Leserbrief zu “Pandemie-Bekämpfung viel zu komplex”

Das Virus ist völlig bio, wir sollten es trotzdem nicht schonen“, Leitartikel von Thomas Kramar, 24.7.

Zum Leidwesen unserer Patienten wird die Diskussion über den Umgang mit Covid-19 zunehmend politisch instrumentalisiert, um eine einfache Demarkationslinie zwischen den Vernünftigen, Wissenschaftsaffinen und den Verschwörungstheoretikern, den esoterischen Extremisten zu ziehen.

Auch hier wird die gängige Meinung reproduziert, um sich auf der richtigen Seite stehen zu sehen. Doch ist die Bekämpfung dieser Pandemie viel zu komplex, um sie schlicht in moralischen, simplifizierenden Urteilen abzuhandeln. Patienten stellen (unabhängig ihrer politischen und weltanschaulichen Ansicht!) zu Recht kritische Fragen hinsichtlich der möglichen Langzeiteffekte der neuen Impfungen und wünschen einen vermehrten Fokus auf die Prophylaxe und die Stärkung des Immunsystems.

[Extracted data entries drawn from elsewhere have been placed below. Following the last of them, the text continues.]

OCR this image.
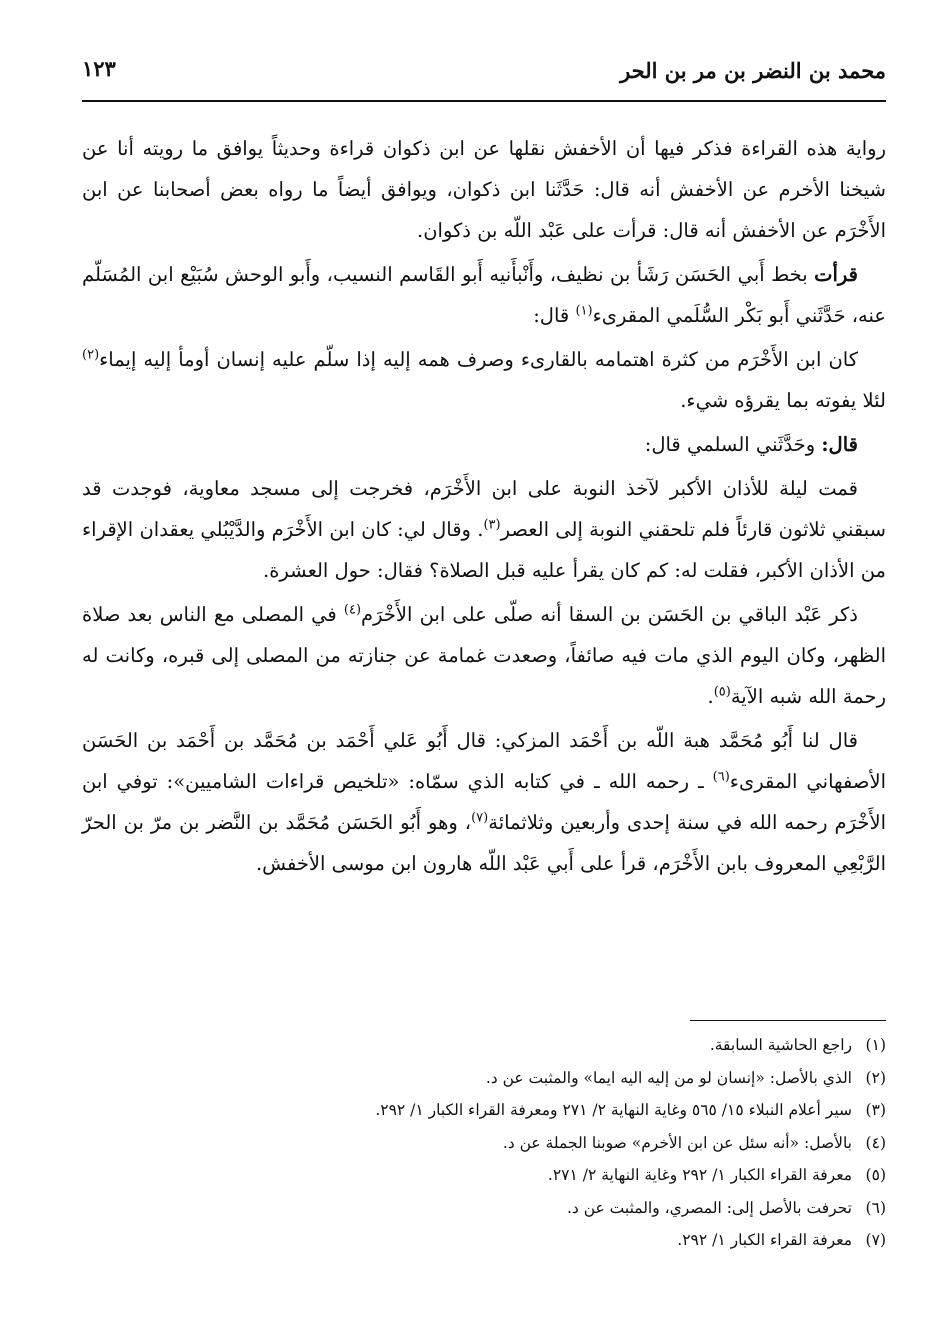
محمد بن النضر بن مر بن الحر
١٢٣

رواية هذه القراءة فذكر فيها أن الأخفش نقلها عن ابن ذكوان قراءة وحديثاً يوافق ما رويته أنا عن شيخنا الأخرم عن الأخفش أنه قال: حَدَّثَنا ابن ذكوان، ويوافق أيضاً ما رواه بعض أصحابنا عن ابن الأَخْرَم عن الأخفش أنه قال: قرأت على عَبْد اللّه بن ذكوان.

قرأت بخط أَبي الحَسَن رَشَأ بن نظيف، وأَنْبأَنيه أَبو القَاسم النسيب، وأَبو الوحش سُبَيْع ابن المُسَلّم عنه، حَدَّثَني أَبو بَكْر السُّلَمي المقرىء$^{(١)}$ قال:

كان ابن الأَخْرَم من كثرة اهتمامه بالقارىء وصرف همه إليه إذا سلّم عليه إنسان أومأ إليه إيماء$^{(٢)}$ لئلا يفوته بما يقرؤه شيء.

قال: وحَدَّثَني السلمي قال:

قمت ليلة للأذان الأكبر لآخذ النوبة على ابن الأَخْرَم، فخرجت إلى مسجد معاوية، فوجدت قد سبقني ثلاثون قارئاً فلم تلحقني النوبة إلى العصر$^{(٣)}$. وقال لي: كان ابن الأَخْرَم والدَّيْبُلي يعقدان الإقراء من الأذان الأكبر، فقلت له: كم كان يقرأ عليه قبل الصلاة؟ فقال: حول العشرة.

ذكر عَبْد الباقي بن الحَسَن بن السقا أنه صلّى على ابن الأَخْرَم$^{(٤)}$ في المصلى مع الناس بعد صلاة الظهر، وكان اليوم الذي مات فيه صائفاً، وصعدت غمامة عن جنازته من المصلى إلى قبره، وكانت له رحمة الله شبه الآية$^{(٥)}$.

قال لنا أَبُو مُحَمَّد هبة اللّه بن أَحْمَد المزكي: قال أَبُو عَلي أَحْمَد بن مُحَمَّد بن أَحْمَد بن الحَسَن الأصفهاني المقرىء$^{(٦)}$ ـ رحمه الله ـ في كتابه الذي سمّاه: «تلخيص قراءات الشاميين»: توفي ابن الأَخْرَم رحمه الله في سنة إحدى وأربعين وثلاثمائة$^{(٧)}$، وهو أَبُو الحَسَن مُحَمَّد بن النَّضر بن مرّ بن الحرّ الرَّبْعِي المعروف بابن الأَخْرَم، قرأ على أَبي عَبْد اللّه هارون ابن موسى الأخفش.

(١)راجع الحاشية السابقة.
(٢)الذي بالأصل: «إنسان لو من إليه اليه ايما» والمثبت عن د.
(٣)سير أعلام النبلاء ١٥/ ٥٦٥ وغاية النهاية ٢/ ٢٧١ ومعرفة القراء الكبار ١/ ٢٩٢.
(٤)بالأصل: «أنه سئل عن ابن الأخرم» صوبنا الجملة عن د.
(٥)معرفة القراء الكبار ١/ ٢٩٢ وغاية النهاية ٢/ ٢٧١.
(٦)تحرفت بالأصل إلى: المصري، والمثبت عن د.
(٧)معرفة القراء الكبار ١/ ٢٩٢.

Dieser Aspekt bleibt völlig unterbelichtet.

Die Homöopathie in die Nähe des Nationalsozialismus zu rücken entspricht diesem Automatismus, bewährte komplementärmedizinische Methoden zu diffamieren. Der Medizinhistoriker R. Jütte zeigte nachweislich auf, dass die Homöopathie keinen Platz im nationalsozialistischen Gesundheitssystem gefunden hat. In den Nürnberger Ärzteprozessen wurde kein homöopathisch tätiger Arzt verurteilt, wohl aber Chirurgen, Anatomen etc., die im Namen der Wissenschaft wahre Verbrechen gegen die Menschlichkeit ausgeübt hatten.

In groß angelegten Versorgungsstudien aus Frankreich und der Schweiz erwies sich eine Kostenersparnis von 20 Prozent für die Krankenkassen, bei deutlicher Reduktion von Schmerzmitteln und Antibiotika, durch die zusätzliche homöopathische Behandlung durch niedergelassene Allgemeinärzte. Es wäre wünschenswert, wenn die Berücksichtigung solcher Daten und Studien in Zukunft zu einem differenzierteren Journalismus führen würde.